I anyways empathize with Edna’s character in The Awakening. Maybe it’s just a placebo phantom, or the unrelated thoughts as I mentioned – but I could also feel “an indescribable oppression, which seemed to generate in some unfamiliar part of [my] consciousness.” (pg.9) in the Grand Isle. I think it’s because I’m a woman. A Black woman at that. But also because I know that Edna was specifically a white woman in 1899 with the troubles that a white woman in 1899 would have. It could have been the blurred but bold line between the licentiousness of the Creole and the prudeness of the Kentucky Puritans and the fact of the existing “structures” existing in the first place that made Edna the way she was. That allowed her to describe the ocean as she did, “seductive; never ceasing, whispering, clamoring, murmuring, inviting the soul to wander for a spell in abysses of solitude,” (pg.20). In many ways it is the same way I feel about the cypress I witnessed along the Mississippi river as we rode in the van. Something I hadn’t experienced before, the mossy structures, the stilted architecture, yet — my relationary experiences made me wonder if I had. I therefore only feel apotheosis from the fact that I’ve experienced this “new” sensation in a different life – or otherwise, I’d peered into the future.

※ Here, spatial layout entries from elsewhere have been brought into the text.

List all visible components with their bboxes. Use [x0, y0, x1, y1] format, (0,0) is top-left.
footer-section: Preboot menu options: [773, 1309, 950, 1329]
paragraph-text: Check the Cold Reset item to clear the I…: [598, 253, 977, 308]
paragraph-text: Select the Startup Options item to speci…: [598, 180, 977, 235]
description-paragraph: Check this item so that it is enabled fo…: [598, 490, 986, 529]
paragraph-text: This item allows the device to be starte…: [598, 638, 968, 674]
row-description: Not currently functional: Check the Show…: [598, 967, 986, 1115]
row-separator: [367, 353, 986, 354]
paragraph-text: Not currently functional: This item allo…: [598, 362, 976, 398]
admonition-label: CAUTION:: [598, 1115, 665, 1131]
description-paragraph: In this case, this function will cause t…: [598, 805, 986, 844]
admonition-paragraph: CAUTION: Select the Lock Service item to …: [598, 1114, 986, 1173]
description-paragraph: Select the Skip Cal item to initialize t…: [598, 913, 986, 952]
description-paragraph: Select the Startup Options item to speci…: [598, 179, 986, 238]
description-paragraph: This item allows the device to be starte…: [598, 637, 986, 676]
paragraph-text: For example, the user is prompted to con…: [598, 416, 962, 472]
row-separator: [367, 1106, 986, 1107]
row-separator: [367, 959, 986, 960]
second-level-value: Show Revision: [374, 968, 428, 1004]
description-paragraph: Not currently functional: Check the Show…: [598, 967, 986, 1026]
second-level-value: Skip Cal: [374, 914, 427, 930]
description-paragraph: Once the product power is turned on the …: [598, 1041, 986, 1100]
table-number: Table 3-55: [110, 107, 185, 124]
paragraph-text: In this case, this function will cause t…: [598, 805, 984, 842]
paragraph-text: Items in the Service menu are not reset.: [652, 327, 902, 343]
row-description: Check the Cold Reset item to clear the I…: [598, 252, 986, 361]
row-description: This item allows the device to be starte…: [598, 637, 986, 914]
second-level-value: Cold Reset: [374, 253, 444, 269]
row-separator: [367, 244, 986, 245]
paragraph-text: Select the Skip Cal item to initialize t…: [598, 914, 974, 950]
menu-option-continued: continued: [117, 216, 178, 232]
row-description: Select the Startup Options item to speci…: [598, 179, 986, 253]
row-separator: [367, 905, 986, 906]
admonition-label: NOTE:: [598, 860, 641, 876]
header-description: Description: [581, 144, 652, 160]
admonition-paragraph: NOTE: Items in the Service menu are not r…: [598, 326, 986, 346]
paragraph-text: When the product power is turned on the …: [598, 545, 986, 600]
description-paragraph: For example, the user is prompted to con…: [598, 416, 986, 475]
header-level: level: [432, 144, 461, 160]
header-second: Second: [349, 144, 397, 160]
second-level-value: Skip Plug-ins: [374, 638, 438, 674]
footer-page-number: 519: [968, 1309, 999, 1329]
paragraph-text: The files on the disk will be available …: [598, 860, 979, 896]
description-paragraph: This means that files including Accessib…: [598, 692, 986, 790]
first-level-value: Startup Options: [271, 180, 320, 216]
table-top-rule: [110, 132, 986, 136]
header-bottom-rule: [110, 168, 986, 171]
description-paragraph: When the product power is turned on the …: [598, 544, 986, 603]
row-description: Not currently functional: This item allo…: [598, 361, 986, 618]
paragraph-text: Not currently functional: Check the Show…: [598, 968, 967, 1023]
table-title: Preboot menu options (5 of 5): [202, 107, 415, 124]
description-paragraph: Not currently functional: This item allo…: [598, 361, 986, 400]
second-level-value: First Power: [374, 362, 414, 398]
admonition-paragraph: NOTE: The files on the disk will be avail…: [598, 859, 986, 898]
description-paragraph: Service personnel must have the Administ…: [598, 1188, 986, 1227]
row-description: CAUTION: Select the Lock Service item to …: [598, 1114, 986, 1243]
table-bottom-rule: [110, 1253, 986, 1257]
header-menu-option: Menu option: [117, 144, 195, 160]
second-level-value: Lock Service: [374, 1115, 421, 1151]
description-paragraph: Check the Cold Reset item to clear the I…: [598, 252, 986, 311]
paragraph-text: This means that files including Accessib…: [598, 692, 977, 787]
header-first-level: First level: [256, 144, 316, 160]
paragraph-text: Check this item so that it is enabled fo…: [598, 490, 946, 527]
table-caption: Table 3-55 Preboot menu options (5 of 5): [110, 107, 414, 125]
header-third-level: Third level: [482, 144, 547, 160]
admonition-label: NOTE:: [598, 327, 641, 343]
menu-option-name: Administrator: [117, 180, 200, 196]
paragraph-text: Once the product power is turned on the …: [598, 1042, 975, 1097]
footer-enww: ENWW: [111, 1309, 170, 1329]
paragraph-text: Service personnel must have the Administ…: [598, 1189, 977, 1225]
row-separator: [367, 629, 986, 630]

I say this, not to bash Grand Isle at all, but to appreciate that without The Awakening or the historical knowledge that I gained while being there, Grand Isle would’ve just been another spot in America with a most likely majority of racist people and a lot of American flags. It reminded me a lot of my mother’s hometown, Keyser West Virginia. Rural, a hometowny feel where I’m sure the hospitality amongst families is invaluable, and Christian to an extreme extent — but this time, with water and really green trees. As someone who is Black though, sometimes it feels as if, because “quadroon” nurses, and “black slaves” no longer exist (in the same context) in New Orleans, or specifically on the Grand Isle, the culture and substance that would exist today — has just completely dissipated (in the sense that the marginalized individuals are what brought vibrance to the island). And what’s left is just an empty shell of what once was. Palm trees, sand, wood, and tapered roofs.

Again, I highly appreciate the book for what it is, written for the time it was written. And while reading it, as I explained, I was completely engulfed in the emotions and colors that painted both The Grand Isle and New Orleans. I can point out a specific description of Edna’s house in the making — “Ellen brought him one of her dust-caps, and went into contortions of mirth, which she found it impossible to control, when she saw him put it on before the mirror as grotesquely as he could. Edna herself could not refrain from smiling when she fastened it at his request. So it was he who in turn mounted the ladder, unhooking pictures and curtains, and dislodging ornaments as Edna directed.” (pg.130). I can only imagine, now that I’ve seen what the Creole French & Spanish fusion infrastructure looks like, how her house would’ve looked. And I can envision the grunginess of the “work,” sweat, and grime that went to making it finished. That is, at least, how I felt from reading the book.

An indescribable oppression, which seemed to generate in some unfamiliar part of her consciousness, filled her whole being with a vague anguish. It was like a shadow, like a mist passing across her soul’s summer day. It was strange and unfamiliar; it was a mood...She was just having a good cry all to herself.